UK Men's Basketball

Ex-Cats Delk, Padgett join Calipari's staff

Miami (Ohio) has the nickname Cradle of Coaches. But John Calipari would like to borrow it for Kentucky.

As part of an effort to help aspiring coaches get a start in the profession, Calipari confirmed Thursday that he will hire former UK stars Tony Delk and Scott Padgett to his staff. Each will have entry-level jobs that do not include on-court coaching. "Managerial duties" is how he described the jobs.

"I want people to know we're trying to get them started in their careers," Calipari said.

Calipari noted his own humble beginnings as a volunteer coach at Kansas in the 1980s. One of his jobs was to serve food at the training tables. He recalled asking Carl Henry, coincidentally the father of highly regarded prospect Xavier Henry, whether he wanted peas or corn.

Calipari also said he had to choose between furniture and ESPN in the apartment he shared with another coaching novice because they couldn't afford both.

Now he sits as the head coach of college basketball's winningest program.

"Throughout my whole career, I haven't forgotten that," he said. "And anyone I can help in this profession that I think is a good person who cares about kids, I help.

"Most of the time, it's former players or people I have met through my recruiting." Or people recommended by other coaches or his mentor, Larry Brown.

Rod Strickland, a 17-year NBA player, got his start for Calipari at Memphis making $12,000.

Calipari said fans should not be surprised if some of his former players at Massachusetts and Memphis come to Kentucky to start their coaching careers.

Delk came into Calipari's orbit through Atlanta Hawks Coach Mike Woodson, the UK coach said. Woodson asked if Delk could be included in a retreat that Brown and Calipari hold annually for their basketball community of coaches.

Calipari said he did not know Padgett as well, but had heard good things.

Stay or leave?

By placing their names under consideration for this year's NBA draft, UK players Patrick Patterson and Jodie Meeks face the ultimate decision of whether to turn pro or return to college.

Neither told reporters on Wednesday if there was a place in the draft that would dictate the decision.

When asked if a first-round projection was good enough to cause Patterson to leave, Calipari said, "He told me last night it wasn't.

"But if he later changes his mind, I'll be OK with that, too. I said, 'What if you're taken in the first round? He said, I'm coming back. I said, good choice."

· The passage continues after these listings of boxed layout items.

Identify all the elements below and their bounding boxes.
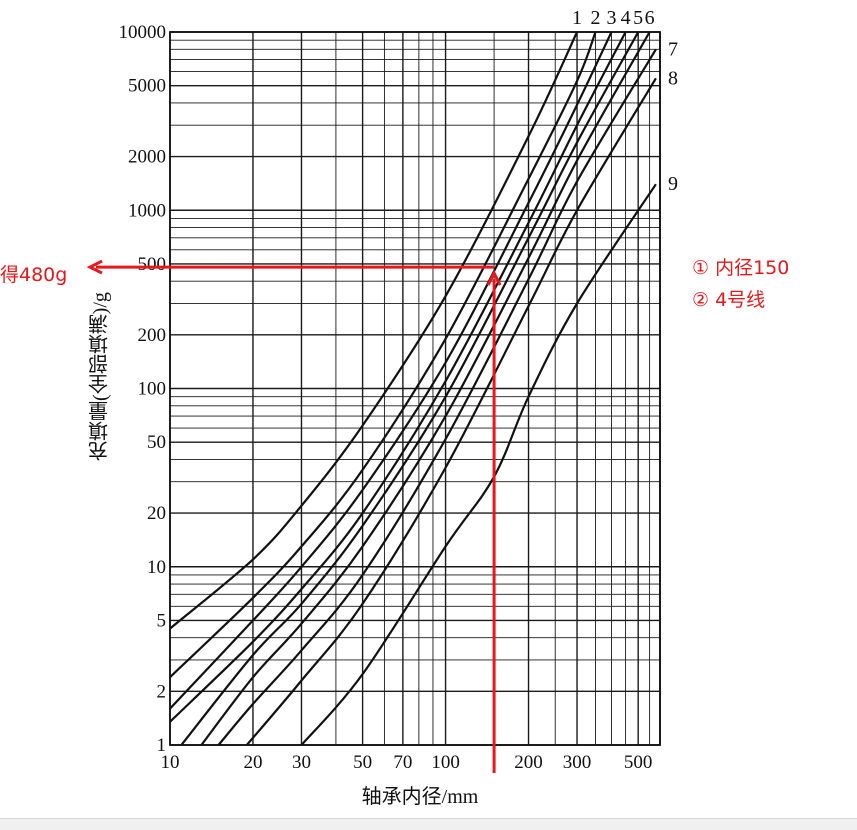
curve-layer bbox=[170, 32, 657, 745]
step1-annotation: ① 内径150 bbox=[692, 257, 790, 279]
series-curve-8 bbox=[245, 77, 657, 745]
y-axis-label: 充填量(全部填满)/g bbox=[89, 292, 112, 462]
x-tick-label: 20 bbox=[243, 752, 262, 773]
y-tick-label: 5 bbox=[157, 610, 167, 631]
series-label-6: 6 bbox=[645, 7, 655, 29]
x-tick-label: 10 bbox=[161, 752, 180, 773]
plot-frame bbox=[169, 31, 661, 746]
x-tick-label: 30 bbox=[292, 752, 311, 773]
series-curve-4 bbox=[170, 32, 627, 723]
series-label-9: 9 bbox=[668, 173, 678, 195]
y-tick-label: 100 bbox=[138, 379, 167, 400]
annotation-layer bbox=[86, 259, 502, 773]
series-label-2: 2 bbox=[590, 7, 600, 29]
series-curve-3 bbox=[170, 32, 613, 710]
x-tick-label: 70 bbox=[393, 752, 412, 773]
series-curve-6 bbox=[200, 32, 651, 745]
x-axis-label: 轴承内径/mm bbox=[361, 786, 479, 808]
series-label-layer: 1 2 3 4 5 67 8 9 bbox=[572, 7, 678, 195]
x-tick-label: 100 bbox=[431, 752, 460, 773]
step2-annotation: ② 4号线 bbox=[692, 289, 766, 311]
y-tick-label: 200 bbox=[138, 325, 167, 346]
y-tick-label: 50 bbox=[147, 432, 166, 453]
y-tick-label: 10 bbox=[147, 557, 166, 578]
series-label-4: 4 bbox=[621, 7, 631, 29]
series-label-5: 5 bbox=[633, 7, 643, 29]
x-tick-label: 50 bbox=[353, 752, 372, 773]
series-label-8: 8 bbox=[668, 67, 678, 89]
x-tick-label: 300 bbox=[563, 752, 592, 773]
series-curve-7 bbox=[217, 48, 657, 745]
series-curve-2 bbox=[170, 32, 597, 678]
y-tick-label: 20 bbox=[147, 503, 166, 524]
annotation-arrow-up bbox=[486, 269, 502, 286]
curves-group bbox=[170, 32, 657, 745]
grid-layer bbox=[169, 31, 661, 746]
y-tick-label: 2000 bbox=[128, 147, 166, 168]
series-curve-1 bbox=[170, 32, 578, 630]
x-tick-label: 500 bbox=[624, 752, 653, 773]
series-label-7: 7 bbox=[668, 38, 678, 60]
x-tick-label: 200 bbox=[514, 752, 543, 773]
series-curve-5 bbox=[180, 32, 640, 745]
y-tick-label: 10000 bbox=[119, 22, 167, 43]
series-label-1: 1 bbox=[572, 7, 582, 29]
tick-layer: 1 2 5 10 20 50 100 200 500 1000 2000 5000 10000 10 20 3… bbox=[119, 22, 653, 773]
y-tick-label: 1000 bbox=[128, 200, 166, 221]
series-label-3: 3 bbox=[606, 7, 616, 29]
y-tick-label: 500 bbox=[138, 254, 167, 275]
y-tick-label: 2 bbox=[157, 681, 167, 702]
window-bottom-bar bbox=[0, 818, 857, 830]
y-tick-label: 1 bbox=[157, 735, 167, 756]
annotation-arrow-left bbox=[86, 259, 103, 275]
result-annotation: 得480g bbox=[0, 264, 68, 286]
y-tick-label: 5000 bbox=[128, 76, 166, 97]
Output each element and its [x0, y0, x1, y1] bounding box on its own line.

Calipari suggested that a lottery pick should be the standard for Patterson.

"I tell Patrick, if you're a lottery pick, you should go," he said. "Because next year you will be in the lottery, maybe a top-10 (pick)."

The UK coach noted how Patterson had already shown improvement as a ball-handler in workouts in the dribble-drive system. Now the UK big man had to improve using his left hand.

As for Meeks, Calipari said he could improve his efficiency and ball-handling with a year in the dribble-drive and become a probable first-round pick."

Calipari pooh-poohed the idea that a late first-round selection would be good because the player would be guaranteed money and have that original contract expire a year earlier.

The UK coach noted that a late-round pick typically belongs to a team with a better record, meaning a less chance of playing significant minutes. So the second contract is not for as much money.

"If they say you can never make that year up, it's a million dollars," Calipari said. "You make it up the minute you do your second contract, and you get your 70 or 80 million, if you're that good."